3 forces act concurrently on an object. First force acts 75 N north. 2nd acts 100 N east. 3rd acts 89 N at 15 degrees south of west. What is resultant force?
b) what is equilibrant?
To find the resultant force, we need to add the three forces together. Since forces have both magnitude and direction, we can represent them as vectors.
Step 1: Draw a coordinate system:
Draw a 2-dimensional coordinate system with a horizontal x-axis and a vertical y-axis. You can label the positive direction as "North" for the y-axis and the positive direction as "East" for the x-axis.
Step 2: Represent the forces as vectors:
Represent each force as a vector with its magnitude and direction.
- The first force of 75 N north is represented as a vector with a length of 75 units pointing upwards along the positive y-axis.
- The second force of 100 N east is represented as a vector with a length of 100 units pointing to the right along the positive x-axis.
- The third force of 89 N at 15 degrees south of west can be broken down into its x and y components:
- The x-component is calculated as 89 N * cos(15) and is represented as a vector pointing to the left along the negative x-axis.
- The y-component is calculated as 89 N * sin(15) and is represented as a vector pointing downwards along the negative y-axis.
Step 3: Add the vectors:
Add all the vectors together by placing them head-to-tail. The resultant vector is the straight line connecting the tail of the first vector to the head of the last vector.
Step 4: Find the magnitude and direction of the resultant:
Measure the length of the resultant vector, which represents its magnitude. The direction of the resultant can be found using trigonometry. You can calculate the angle using the inverse tangent function (arctan) of the y-component divided by the x-component.
Now let's calculate the values step by step:
- First force: 75 N north (0 degrees)
- Second force: 100 N east (90 degrees)
- Third force: 89 N at 15 degrees south of west (-105 degrees)
Step 1: Draw the coordinate system.
Step 2: Represent the forces as vectors.
- First force: A vector pointing 75 units upwards along the positive y-axis.
- Second force: A vector pointing 100 units to the right along the positive x-axis.
- Third force: The x-component is -89 N * cos(15) and the y-component is -89 N * sin(15).
Step 3: Add the vectors.
Connect the tail of the first vector (75 N) to the head of the second vector (100 N). Then connect the tail of the resulting vector to the head of the third vector (-89 N).
Step 4: Find the magnitude and direction of the resultant.
- Measure the length of the resultant vector.
- Calculate the angle using the arctan of the y-component divided by the x-component.
Now you have both the magnitude and direction of the resultant force.
To find the resultant force, we will first resolve the forces into their respective x and y components and then add them together.
Given:
- First force (F1) = 75 N north
- Second force (F2) = 100 N east
- Third force (F3) = 89 N at 15 degrees south of west
Step 1: Resolve F1 into its x and y components:
F1x = 0 N (since it acts in the north direction)
F1y = 75 N
Step 2: Resolve F2 into its x and y components:
F2x = 100 N
F2y = 0 N (since it acts in the east direction)

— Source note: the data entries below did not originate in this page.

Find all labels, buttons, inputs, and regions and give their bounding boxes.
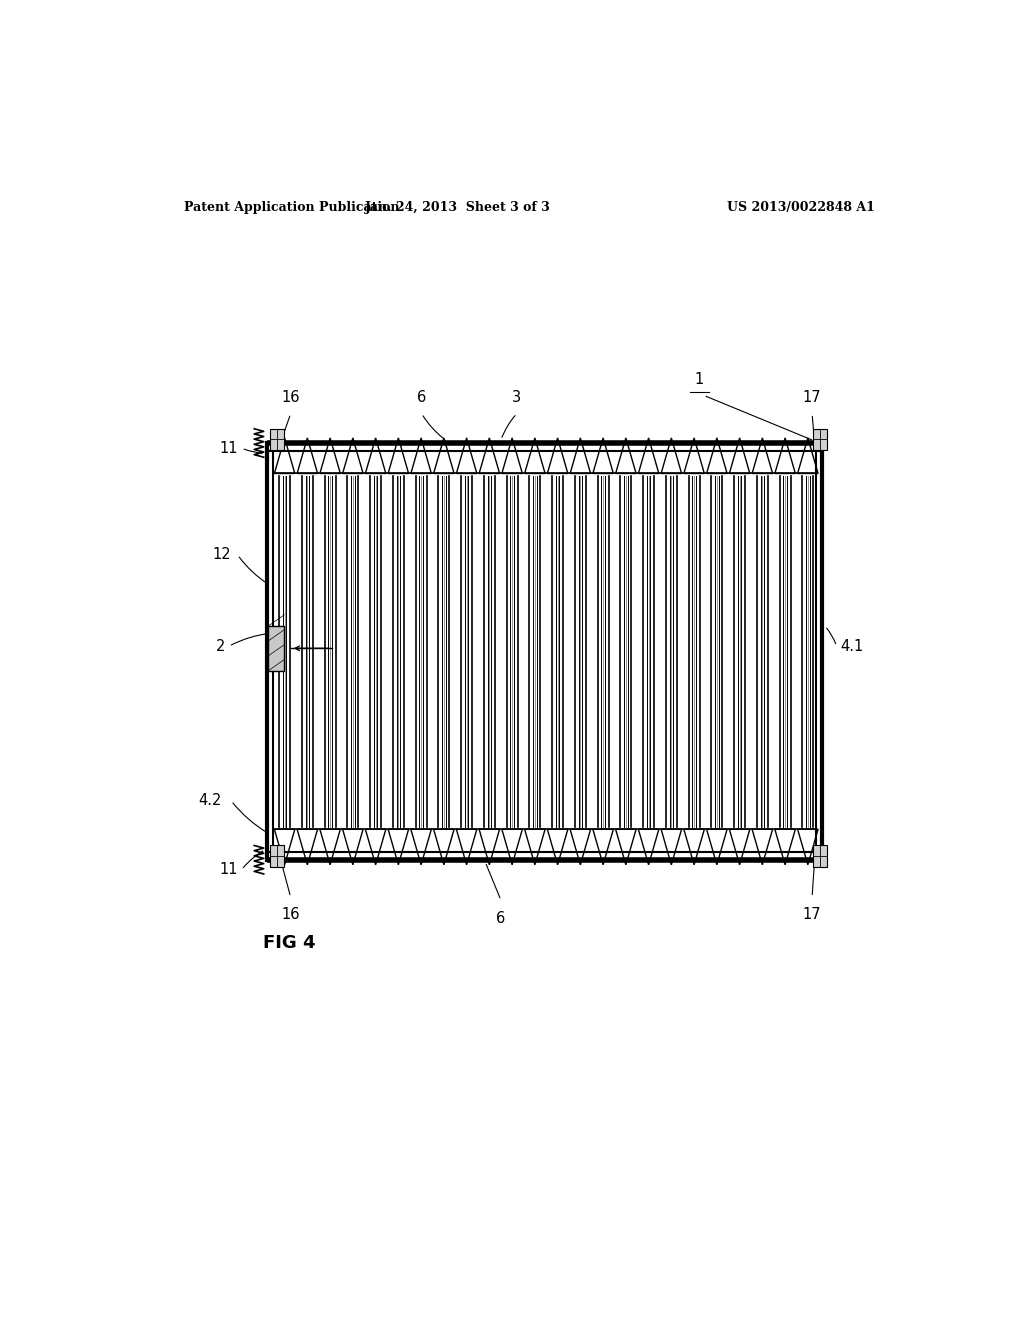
- Text: FIG 4: FIG 4: [263, 935, 315, 952]
- Text: 6: 6: [497, 911, 506, 925]
- Text: 4.2: 4.2: [199, 793, 221, 808]
- Bar: [813, 846, 827, 867]
- Text: 1: 1: [694, 372, 705, 387]
- Bar: [268, 626, 285, 671]
- Bar: [270, 846, 285, 867]
- Text: 11: 11: [219, 441, 238, 455]
- Text: 12: 12: [213, 548, 231, 562]
- Text: 17: 17: [803, 907, 821, 923]
- Text: 4.1: 4.1: [841, 639, 864, 653]
- Bar: [813, 429, 827, 450]
- Text: 11: 11: [219, 862, 238, 878]
- Text: Patent Application Publication: Patent Application Publication: [183, 201, 399, 214]
- Bar: [270, 429, 285, 450]
- Text: US 2013/0022848 A1: US 2013/0022848 A1: [727, 201, 876, 214]
- Text: 16: 16: [282, 907, 300, 923]
- Text: 3: 3: [512, 391, 521, 405]
- Text: 2: 2: [215, 639, 225, 653]
- Text: 17: 17: [803, 391, 821, 405]
- Text: 16: 16: [282, 391, 300, 405]
- Text: Jan. 24, 2013  Sheet 3 of 3: Jan. 24, 2013 Sheet 3 of 3: [365, 201, 550, 214]
- Text: 6: 6: [417, 391, 426, 405]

Step 3: Resolve F3 into its x and y components:
F3x = 89 N * cos(15°) = 84.98 N (approximately)
F3y = -89 N * sin(15°) = -22.99 N (approximately) [negative because it acts south of west]
Step 4: Add up the x and y components:
Rx = F1x + F2x + F3x = 0 N + 100 N + 84.98 N = 184.98 N (approximately, positive because F3x is to the right)
Ry = F1y + F2y + F3y = 75 N + 0 N + (-22.99 N) = 52.01 N (approximately, positive because F1y is upward)
Step 5: Calculate the magnitude and direction of the resultant force:
Resultant force (R) = √(Rx^2 + Ry^2)
= √(184.98^2 + 52.01^2)
= √(34224 + 2704)
= √(36928)
= 192 N (approximately)
To find the direction of the resultant force, we use the tangent function:
θ = tan^(-1)(|Ry| / |Rx|)
θ = tan^(-1)(52.01 N / 184.98 N)
θ = tan^(-1)(0.2811)
θ = 15.21° (approximately)
Therefore, the resultant force is approximately 192 N in magnitude and makes an angle of 15.21° with the positive x-axis.
b) The equilibrant is a force that, when added to the given forces, results in a net force of zero. In other words, it is a force equal in magnitude but opposite in direction to the resultant force. In this case, the equilibrant will have a magnitude of 192 N and will be in the direction opposite to the resultant force.